Il lavoro del muscolo scheletrico viene suddiviso in: dinamico (isotonico), statico (isometrico) e negativo (eccentrico). Per quanto riguarda il lavoro dinamico i due capi del muscolo vengono ravvicinati mediante la contrazione, pur rimanendo immutato il tono, o nuovamente allontanati per rilasciamento (e lavoro degli antagonisti).
Si tratta di un lavoro in senso fisico come, ad esempio, avviene nel sollevamento di un peso. Per quanto riguarda l’attività statica, è inutile cercare un effetto visibile, visto che il muscolo, in questo caso, non modifica la propria lunghezza; il mantenere un peso con le braccia tese in avanti o in alto corrisponde a questa forma di lavoro statico, in cui il muscolo va incontro ad un notevole aumento del proprio tono. Per terminare, il posare lentamente il pesante manubrio viene definito lavoro negativo, dovendo la muscolatura esercitare una azione frenante.
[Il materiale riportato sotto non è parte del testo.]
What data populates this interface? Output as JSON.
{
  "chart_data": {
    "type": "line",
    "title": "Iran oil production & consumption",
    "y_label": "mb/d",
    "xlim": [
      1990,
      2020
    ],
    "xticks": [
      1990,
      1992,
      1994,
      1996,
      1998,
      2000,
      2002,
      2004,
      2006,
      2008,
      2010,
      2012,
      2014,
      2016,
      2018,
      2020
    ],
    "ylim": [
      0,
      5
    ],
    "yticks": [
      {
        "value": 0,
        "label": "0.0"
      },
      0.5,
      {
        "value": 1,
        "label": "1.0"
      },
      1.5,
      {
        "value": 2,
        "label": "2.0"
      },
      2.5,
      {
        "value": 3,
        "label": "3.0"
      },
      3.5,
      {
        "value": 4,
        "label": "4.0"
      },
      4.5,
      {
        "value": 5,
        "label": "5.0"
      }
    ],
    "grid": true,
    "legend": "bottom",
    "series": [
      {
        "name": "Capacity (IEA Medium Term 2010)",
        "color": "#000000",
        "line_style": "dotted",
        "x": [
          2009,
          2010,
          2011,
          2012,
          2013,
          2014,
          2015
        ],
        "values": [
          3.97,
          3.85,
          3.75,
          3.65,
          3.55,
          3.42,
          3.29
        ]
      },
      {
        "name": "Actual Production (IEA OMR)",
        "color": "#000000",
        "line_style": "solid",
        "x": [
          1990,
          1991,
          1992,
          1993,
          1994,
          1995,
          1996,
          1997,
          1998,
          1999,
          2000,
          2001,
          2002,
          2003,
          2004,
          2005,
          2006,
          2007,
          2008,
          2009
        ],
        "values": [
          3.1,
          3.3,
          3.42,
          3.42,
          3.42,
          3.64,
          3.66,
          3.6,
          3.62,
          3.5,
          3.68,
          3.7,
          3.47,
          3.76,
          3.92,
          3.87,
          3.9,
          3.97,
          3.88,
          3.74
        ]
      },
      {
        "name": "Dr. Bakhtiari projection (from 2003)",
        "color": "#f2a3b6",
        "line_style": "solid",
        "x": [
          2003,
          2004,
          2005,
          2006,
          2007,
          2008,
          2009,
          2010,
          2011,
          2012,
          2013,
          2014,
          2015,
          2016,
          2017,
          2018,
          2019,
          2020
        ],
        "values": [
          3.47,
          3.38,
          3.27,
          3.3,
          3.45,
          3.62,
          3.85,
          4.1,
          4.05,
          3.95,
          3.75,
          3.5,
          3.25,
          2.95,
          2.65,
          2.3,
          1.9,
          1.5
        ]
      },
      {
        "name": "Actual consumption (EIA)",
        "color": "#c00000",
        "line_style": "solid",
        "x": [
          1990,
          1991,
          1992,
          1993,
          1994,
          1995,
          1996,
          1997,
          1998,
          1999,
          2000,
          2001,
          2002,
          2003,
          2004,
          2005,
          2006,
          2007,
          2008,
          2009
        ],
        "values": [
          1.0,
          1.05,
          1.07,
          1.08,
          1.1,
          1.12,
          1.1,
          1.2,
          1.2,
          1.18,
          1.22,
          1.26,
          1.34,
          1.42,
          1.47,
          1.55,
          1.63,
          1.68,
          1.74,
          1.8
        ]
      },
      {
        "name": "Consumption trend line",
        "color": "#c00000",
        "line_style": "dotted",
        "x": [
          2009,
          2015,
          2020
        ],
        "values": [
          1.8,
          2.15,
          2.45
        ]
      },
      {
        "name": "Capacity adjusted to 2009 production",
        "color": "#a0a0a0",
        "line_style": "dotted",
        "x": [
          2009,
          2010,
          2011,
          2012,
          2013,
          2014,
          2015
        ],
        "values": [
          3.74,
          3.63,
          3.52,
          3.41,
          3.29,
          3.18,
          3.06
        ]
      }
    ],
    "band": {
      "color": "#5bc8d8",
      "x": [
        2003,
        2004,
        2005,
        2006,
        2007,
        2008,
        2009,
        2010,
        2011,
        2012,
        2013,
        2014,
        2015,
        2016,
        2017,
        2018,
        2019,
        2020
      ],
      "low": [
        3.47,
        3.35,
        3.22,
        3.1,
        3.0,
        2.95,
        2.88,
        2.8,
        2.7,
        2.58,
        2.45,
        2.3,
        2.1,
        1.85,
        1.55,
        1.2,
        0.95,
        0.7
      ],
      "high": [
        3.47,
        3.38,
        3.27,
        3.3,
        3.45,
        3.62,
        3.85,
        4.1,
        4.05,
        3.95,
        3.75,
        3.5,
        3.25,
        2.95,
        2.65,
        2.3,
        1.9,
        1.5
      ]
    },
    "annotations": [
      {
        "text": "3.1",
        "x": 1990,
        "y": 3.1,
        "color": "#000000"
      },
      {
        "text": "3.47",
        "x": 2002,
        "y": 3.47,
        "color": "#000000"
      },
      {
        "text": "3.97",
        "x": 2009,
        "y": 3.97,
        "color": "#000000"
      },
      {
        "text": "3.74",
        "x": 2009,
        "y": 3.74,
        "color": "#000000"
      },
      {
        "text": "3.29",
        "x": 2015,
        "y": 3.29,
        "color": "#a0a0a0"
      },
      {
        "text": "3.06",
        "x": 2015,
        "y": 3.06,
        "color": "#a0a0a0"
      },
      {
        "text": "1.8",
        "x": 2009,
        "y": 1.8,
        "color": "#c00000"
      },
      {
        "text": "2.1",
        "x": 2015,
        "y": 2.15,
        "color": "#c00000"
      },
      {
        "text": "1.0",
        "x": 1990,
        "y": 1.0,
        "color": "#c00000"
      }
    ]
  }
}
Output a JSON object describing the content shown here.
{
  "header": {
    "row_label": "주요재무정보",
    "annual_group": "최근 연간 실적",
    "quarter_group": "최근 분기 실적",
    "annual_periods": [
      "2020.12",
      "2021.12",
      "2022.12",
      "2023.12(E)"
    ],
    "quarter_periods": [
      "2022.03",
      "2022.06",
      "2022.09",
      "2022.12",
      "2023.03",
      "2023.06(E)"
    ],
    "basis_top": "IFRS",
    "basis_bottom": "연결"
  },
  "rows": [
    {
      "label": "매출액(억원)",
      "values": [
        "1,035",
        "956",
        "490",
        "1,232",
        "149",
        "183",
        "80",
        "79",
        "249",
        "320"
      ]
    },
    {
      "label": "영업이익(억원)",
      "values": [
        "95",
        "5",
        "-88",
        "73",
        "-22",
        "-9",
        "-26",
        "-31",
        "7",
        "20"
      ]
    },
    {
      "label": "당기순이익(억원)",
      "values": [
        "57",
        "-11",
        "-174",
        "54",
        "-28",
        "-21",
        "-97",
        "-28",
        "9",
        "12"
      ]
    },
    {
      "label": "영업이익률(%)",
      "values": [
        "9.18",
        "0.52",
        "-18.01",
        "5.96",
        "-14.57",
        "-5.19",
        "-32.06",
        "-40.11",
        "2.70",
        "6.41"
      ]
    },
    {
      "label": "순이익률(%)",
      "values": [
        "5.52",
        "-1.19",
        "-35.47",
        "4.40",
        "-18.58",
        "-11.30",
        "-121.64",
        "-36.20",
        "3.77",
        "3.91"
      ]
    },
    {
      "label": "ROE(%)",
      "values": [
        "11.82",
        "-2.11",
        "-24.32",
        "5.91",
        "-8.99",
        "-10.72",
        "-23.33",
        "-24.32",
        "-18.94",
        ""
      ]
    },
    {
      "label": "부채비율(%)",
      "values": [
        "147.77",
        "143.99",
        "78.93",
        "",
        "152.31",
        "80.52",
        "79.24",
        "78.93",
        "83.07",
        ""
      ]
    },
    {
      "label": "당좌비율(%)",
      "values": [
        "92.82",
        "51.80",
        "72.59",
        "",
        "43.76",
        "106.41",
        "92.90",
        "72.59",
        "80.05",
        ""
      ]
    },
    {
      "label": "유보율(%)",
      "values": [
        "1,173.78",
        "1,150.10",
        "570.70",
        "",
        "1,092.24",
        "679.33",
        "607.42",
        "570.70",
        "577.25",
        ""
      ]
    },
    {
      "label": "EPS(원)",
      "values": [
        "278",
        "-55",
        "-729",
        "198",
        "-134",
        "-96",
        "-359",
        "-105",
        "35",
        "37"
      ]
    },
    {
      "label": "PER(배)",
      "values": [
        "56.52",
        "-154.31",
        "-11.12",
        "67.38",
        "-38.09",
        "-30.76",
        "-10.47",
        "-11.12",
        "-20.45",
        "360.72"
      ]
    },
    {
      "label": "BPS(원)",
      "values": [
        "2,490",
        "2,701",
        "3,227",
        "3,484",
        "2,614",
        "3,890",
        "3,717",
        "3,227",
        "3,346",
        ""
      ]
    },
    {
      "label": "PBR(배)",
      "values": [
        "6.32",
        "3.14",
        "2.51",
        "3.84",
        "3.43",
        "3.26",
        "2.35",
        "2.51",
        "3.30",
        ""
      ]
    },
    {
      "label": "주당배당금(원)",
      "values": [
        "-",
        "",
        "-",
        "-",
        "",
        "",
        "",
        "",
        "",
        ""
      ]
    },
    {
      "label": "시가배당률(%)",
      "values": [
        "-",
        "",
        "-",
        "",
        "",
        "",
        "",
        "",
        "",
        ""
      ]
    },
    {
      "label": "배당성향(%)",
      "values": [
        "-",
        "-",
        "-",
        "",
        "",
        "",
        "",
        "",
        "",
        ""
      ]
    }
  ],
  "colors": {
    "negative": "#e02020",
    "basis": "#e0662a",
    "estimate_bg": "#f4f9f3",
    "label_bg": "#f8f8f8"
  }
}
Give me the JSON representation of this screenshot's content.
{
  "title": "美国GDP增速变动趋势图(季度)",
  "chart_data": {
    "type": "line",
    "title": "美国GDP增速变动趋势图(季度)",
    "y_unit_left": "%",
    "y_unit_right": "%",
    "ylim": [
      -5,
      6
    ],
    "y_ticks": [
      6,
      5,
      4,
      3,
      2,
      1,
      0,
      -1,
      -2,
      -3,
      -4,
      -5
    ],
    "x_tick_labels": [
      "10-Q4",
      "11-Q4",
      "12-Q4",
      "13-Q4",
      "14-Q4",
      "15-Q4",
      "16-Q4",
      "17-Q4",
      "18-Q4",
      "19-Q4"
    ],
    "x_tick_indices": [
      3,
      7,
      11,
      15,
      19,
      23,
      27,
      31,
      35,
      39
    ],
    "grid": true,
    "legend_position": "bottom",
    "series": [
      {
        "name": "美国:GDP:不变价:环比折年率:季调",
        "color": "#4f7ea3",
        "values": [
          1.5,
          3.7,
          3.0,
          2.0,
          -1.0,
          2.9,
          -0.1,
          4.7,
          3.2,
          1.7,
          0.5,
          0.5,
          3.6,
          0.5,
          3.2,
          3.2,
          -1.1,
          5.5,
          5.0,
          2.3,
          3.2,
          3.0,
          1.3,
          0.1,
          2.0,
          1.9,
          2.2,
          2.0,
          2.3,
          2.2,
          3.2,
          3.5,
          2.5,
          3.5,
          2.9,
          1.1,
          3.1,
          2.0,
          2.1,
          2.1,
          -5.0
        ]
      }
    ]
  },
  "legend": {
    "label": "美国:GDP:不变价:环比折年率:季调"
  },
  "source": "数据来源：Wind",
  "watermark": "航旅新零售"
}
A seconda della loro attività predominante i muscoli vengono suddivisi nei seguenti gruppi:
1) flessori - estensori
2) adduttori - abduttori
3) pronatori - supinatori
4) costrittori - dilatatori


Ogni muscolo esercita una duplice attività: esso, infatti, non agisce solamente sull’articolazione con cui è in rapporto, ma può anche determinare movimenti sulle due articolazioni contigue, in quanto tende ad influenzare entrambi gli arti. Il muscolo flessore dell’articolazione del gomito, ad esempio, determina anche movimenti nell’articolazione della spalla e del polso.
Pertanto, la definizione “flessore dell’avambraccio”, pur esprimendo quella che è la principale funzione, non è del tutto corretta, o almeno non esauriente; la definizione della funzione del muscolo portato ad esempio risulta esatta, solo nel caso in cu l’articolazione della spalla e quella del polso siano fissate da altri muscoli. Se già un movimento così semplice, quale la flessione dell’avambraccio nell’articolazione del gomito, richiede l’azione congiunta di numerosi muscoli (fra l’altro per la fissazione dell’articolazione della spalla, della scapola, ecc.), non sorprende il fatto che, durante l’analisi dei movimenti dell’intero corpo ci si trova di fronte a combinazioni muscolari estremamente più complesse.

Bisogna inoltre sottolineare che in molti casi uno stesso muscolo è in grado di svolgere funzioni diverse, ad esempio rotazione e flessione, come avviene per il pronatore rotondo, che da un lato ruota il radio attorno all’ulna e dall’altro flette l’avambraccio a livello dell’articolazione del gomito.
Per quanto riguarda invece, i gradi muscoli piatti, ad esempio il gluteo, il deltoide, il trapezio, le parti anteriore o superiore svolgono spesso funzioni del tutto diverse dalle parti posteriori o inferiori. Da ciò si rileva che la definizione della funzione di un muscolo, analogamente a quanto si è visto per i termini origine e inserzione, ha sempre un valore relativo.

I muscoli che eseguono uno stesso lavoro vengono definiti sinergici o agonisti; quelli che invece si oppongono all’attività di altri muscoli sono detti antagonisti. Il bicipite per la flessione dell’avambraccio sul braccio è agonista, mentre il tricipite del braccio per lo stesso movimento è antagonista.
Non esiste, peraltro, un antagonista reale; grazie al lavoro non solo degli agonisti, ma anche degli antagonisti è possibile lo svolgimento di un atto motorio ben coordinato. L’attività degli antagonisti va intesa come una regolatrice dei movimenti dovuti alla contrazione dei soli agonisti, che altrimenti sarebbero intermittenti e improvvisi. Va qui ricordato che i muscoli agonisti per un determinato movimento, possono essere invece antagonisti per un altro.
Nei muscoli piatti (trapezio, deltoide), diverse porzioni di uno stesso muscolo possono svolgere funzioni opposte. Da ciò si deduce che anche i termini agonista ed antagonista non hanno valore assoluto.